A pact that is now broken, or at least cracked…

I wouldn’t take that for granted. For some time now, a representative group, the CLPT [6], has been established in the port, becoming more and more visible and gradually appearing on the stage of urban politics, becoming – precisely because of the symbolic power inherent in the port unit – a kind of flag for the entire working class. In what way? By joining the spontaneous movements that arose in the city, first of all the independence movement, which has a long history in Trieste. However, it retained its autonomy and full freedom of action.

Here Stefano Puzzer has shown his undisputed sense of “what is going on in the people”. When the ”No Green Pass, No Vax” movement emerged in April of this year, another condition was created for the CLPT to exercise its role in general and not only in the ports. We know what happened then: the blockade of the gates, the fight to the bitter end, the arrival of thousands of people from outside, the split within the CLPT, the transfer of the protest to the Prefecture, the creation of the October 15 Movement, the hasty cancellation of the announced demonstrations, the meeting with Minister Patuanelli and the demonstrations throughout Italy on Sunday, October 24, 2021.
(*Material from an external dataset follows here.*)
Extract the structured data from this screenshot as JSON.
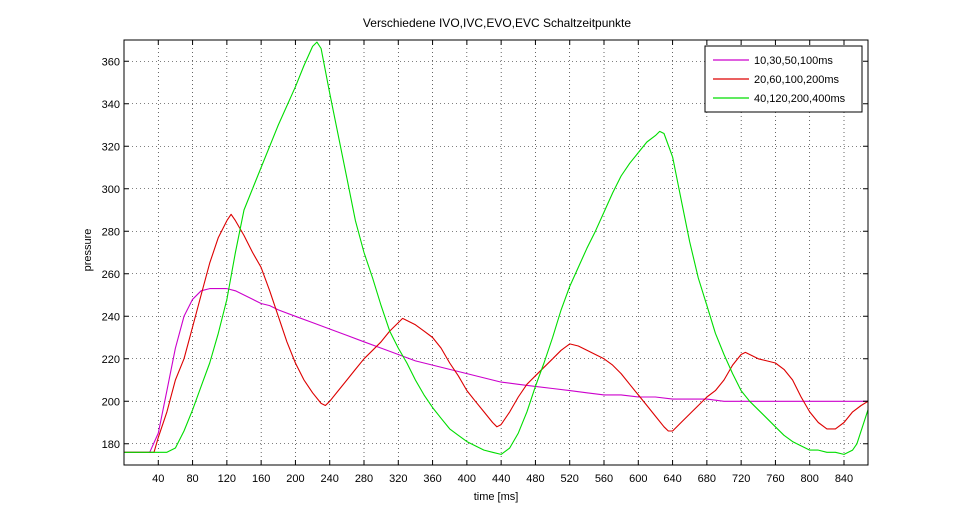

Along the way, day by day, the ”distinctions” grew, the demarcation from neo-fascist groups, the influx of people seeking publicity to enter politics, and an increasingly threatening tower of languages and slogans emerged. One cannot help feeling that behind the ”No to the Green Passport” there are increasingly other goals, other projects, and above all an explicit rejection of one’s own identity markers, which I imagined as people from Casa Pound [7] shouting ”Now and Always Resist” and others with ”Il Manifesto” in their pockets shouting ”an executioner who gives up.” The only ones who do not give up their identity profile, it seems to me, are the no-vax people who reaffirm their supremacy.

 

[1] Supporters of the ‘Forza nuova’ party (translator’s note).

[2] Conitati di Base (Base Committees; translator’s note).

[3] Associazione Consulenti Terziario Avanzato (translator’s note).

[4] Merger of the Fiat Chrysler and Groupe PSA automotive groups to form Stellantis N.V. in 2019 (translator’s note).

[5] Roll on Roll off. The cargoes are moved directly by truck to and from the ship (translator’s note).

[6] Coordinamento dei lavoratori del porto di Trieste (translator’s note).

[7] Casa Pound Italia (CPI) – neo-fascist movement in Italy that refers to Mussolini supporter Ezra Pound. It currently has about 20,000 members and propagates a ‘fascism of the third millennium’. (Translator’s note).